I’ve heard tell of a few projects to sink a shaft down to the Moho, and I’m here wondering what could be gained from digging down so deep. Power generation, sure. We already have geothermal power plants in geologically active areas like Iceland. But how viable is drilling down and making your own personal volcano? Wouldn’t the cost outweigh the advantages – digging a couple of miles down is gonna cost a pretty good deal of capital.
Or waste disposal, perhaps. While I can’t imagine dumping millions of tons of trashbags down there, I can imagine dumping nuclear waste and hazardous chemicals. But again, cost. It’s cheaper, at least in the short run, to burn fossil fuels to light up a city, although geothermal energy is pretty hard to run out of or put tariffs on. It’s cheaper to dig into a mountain to dump your glowing garbage and hope nobody sneaks into the compound and makes off with a few tons of spent fissile material.
Furthermore, what would be the environmental impact of drilling down to the mantle? I am imagining something like Isengard after the orcs took over, but then again, I have an overactive imagination. What sort of consequences would industrial exploitation of a borehole down to the mantle bring?

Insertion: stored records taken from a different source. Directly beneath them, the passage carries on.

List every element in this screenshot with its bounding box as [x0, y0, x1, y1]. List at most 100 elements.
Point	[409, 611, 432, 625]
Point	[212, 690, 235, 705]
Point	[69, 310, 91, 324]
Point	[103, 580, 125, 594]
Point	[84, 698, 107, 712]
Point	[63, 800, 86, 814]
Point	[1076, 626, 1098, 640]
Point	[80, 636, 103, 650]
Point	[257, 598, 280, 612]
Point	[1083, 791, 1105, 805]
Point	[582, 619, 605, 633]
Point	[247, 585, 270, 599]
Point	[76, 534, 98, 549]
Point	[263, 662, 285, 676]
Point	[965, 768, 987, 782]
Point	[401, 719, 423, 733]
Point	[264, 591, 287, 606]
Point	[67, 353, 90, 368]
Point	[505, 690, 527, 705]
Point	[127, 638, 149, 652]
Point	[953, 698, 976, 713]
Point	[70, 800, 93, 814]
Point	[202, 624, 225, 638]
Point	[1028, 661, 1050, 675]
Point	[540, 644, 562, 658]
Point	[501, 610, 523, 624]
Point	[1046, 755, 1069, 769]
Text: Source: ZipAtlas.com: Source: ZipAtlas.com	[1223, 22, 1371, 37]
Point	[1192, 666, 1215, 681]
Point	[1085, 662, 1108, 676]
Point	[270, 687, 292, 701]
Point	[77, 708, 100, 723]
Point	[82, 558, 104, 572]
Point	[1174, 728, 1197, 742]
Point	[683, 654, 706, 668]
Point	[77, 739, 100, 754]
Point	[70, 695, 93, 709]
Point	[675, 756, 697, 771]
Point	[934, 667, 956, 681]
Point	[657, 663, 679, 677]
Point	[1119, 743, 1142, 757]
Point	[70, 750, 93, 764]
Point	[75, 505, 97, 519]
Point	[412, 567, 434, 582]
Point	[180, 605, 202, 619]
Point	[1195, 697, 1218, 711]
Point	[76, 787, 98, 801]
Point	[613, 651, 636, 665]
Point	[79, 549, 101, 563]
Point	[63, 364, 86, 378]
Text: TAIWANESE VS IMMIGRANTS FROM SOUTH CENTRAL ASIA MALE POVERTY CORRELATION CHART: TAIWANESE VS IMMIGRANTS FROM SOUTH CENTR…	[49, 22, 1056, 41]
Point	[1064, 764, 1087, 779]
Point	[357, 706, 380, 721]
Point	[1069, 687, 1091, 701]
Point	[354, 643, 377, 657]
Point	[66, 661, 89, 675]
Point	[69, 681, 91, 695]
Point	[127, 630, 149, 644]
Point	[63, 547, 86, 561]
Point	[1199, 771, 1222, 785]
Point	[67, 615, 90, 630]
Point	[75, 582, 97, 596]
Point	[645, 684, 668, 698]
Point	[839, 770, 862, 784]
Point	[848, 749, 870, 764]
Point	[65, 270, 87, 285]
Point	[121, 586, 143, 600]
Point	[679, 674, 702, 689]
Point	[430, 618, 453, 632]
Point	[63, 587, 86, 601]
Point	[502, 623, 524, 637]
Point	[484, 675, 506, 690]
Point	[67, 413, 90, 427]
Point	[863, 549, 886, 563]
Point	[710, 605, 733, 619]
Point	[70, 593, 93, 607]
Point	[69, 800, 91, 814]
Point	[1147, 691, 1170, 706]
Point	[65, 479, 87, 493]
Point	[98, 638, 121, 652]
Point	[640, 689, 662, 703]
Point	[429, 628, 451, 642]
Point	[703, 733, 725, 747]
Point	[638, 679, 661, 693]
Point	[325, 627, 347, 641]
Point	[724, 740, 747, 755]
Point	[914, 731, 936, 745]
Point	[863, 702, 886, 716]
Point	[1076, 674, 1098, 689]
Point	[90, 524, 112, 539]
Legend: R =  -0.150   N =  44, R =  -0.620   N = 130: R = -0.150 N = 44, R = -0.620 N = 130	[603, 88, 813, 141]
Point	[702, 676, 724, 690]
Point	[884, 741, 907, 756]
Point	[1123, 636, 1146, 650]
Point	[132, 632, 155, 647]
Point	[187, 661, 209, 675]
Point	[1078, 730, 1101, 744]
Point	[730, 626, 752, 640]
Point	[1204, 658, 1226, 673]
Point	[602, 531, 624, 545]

I’m not sure how possible it would be to push stuff down a borehole that went right down there; wouldn’t we have magma (that is under pressure, isn’t it?) trying to come out of (or at least up) the hole
As far as commercial exploitation, I don’t know. It seems like it would be far to costly to consider for waste disposal, and you don’t need to go that far to tap geothermal energy. Eccentric academic Tommy Gold as well as suspect hypester J.F. Kenney have ideas about abiotic hydrocarbons that predict you would find 'em down there, but even if Gold were proven right, it’s not presently economically viable to pursue them.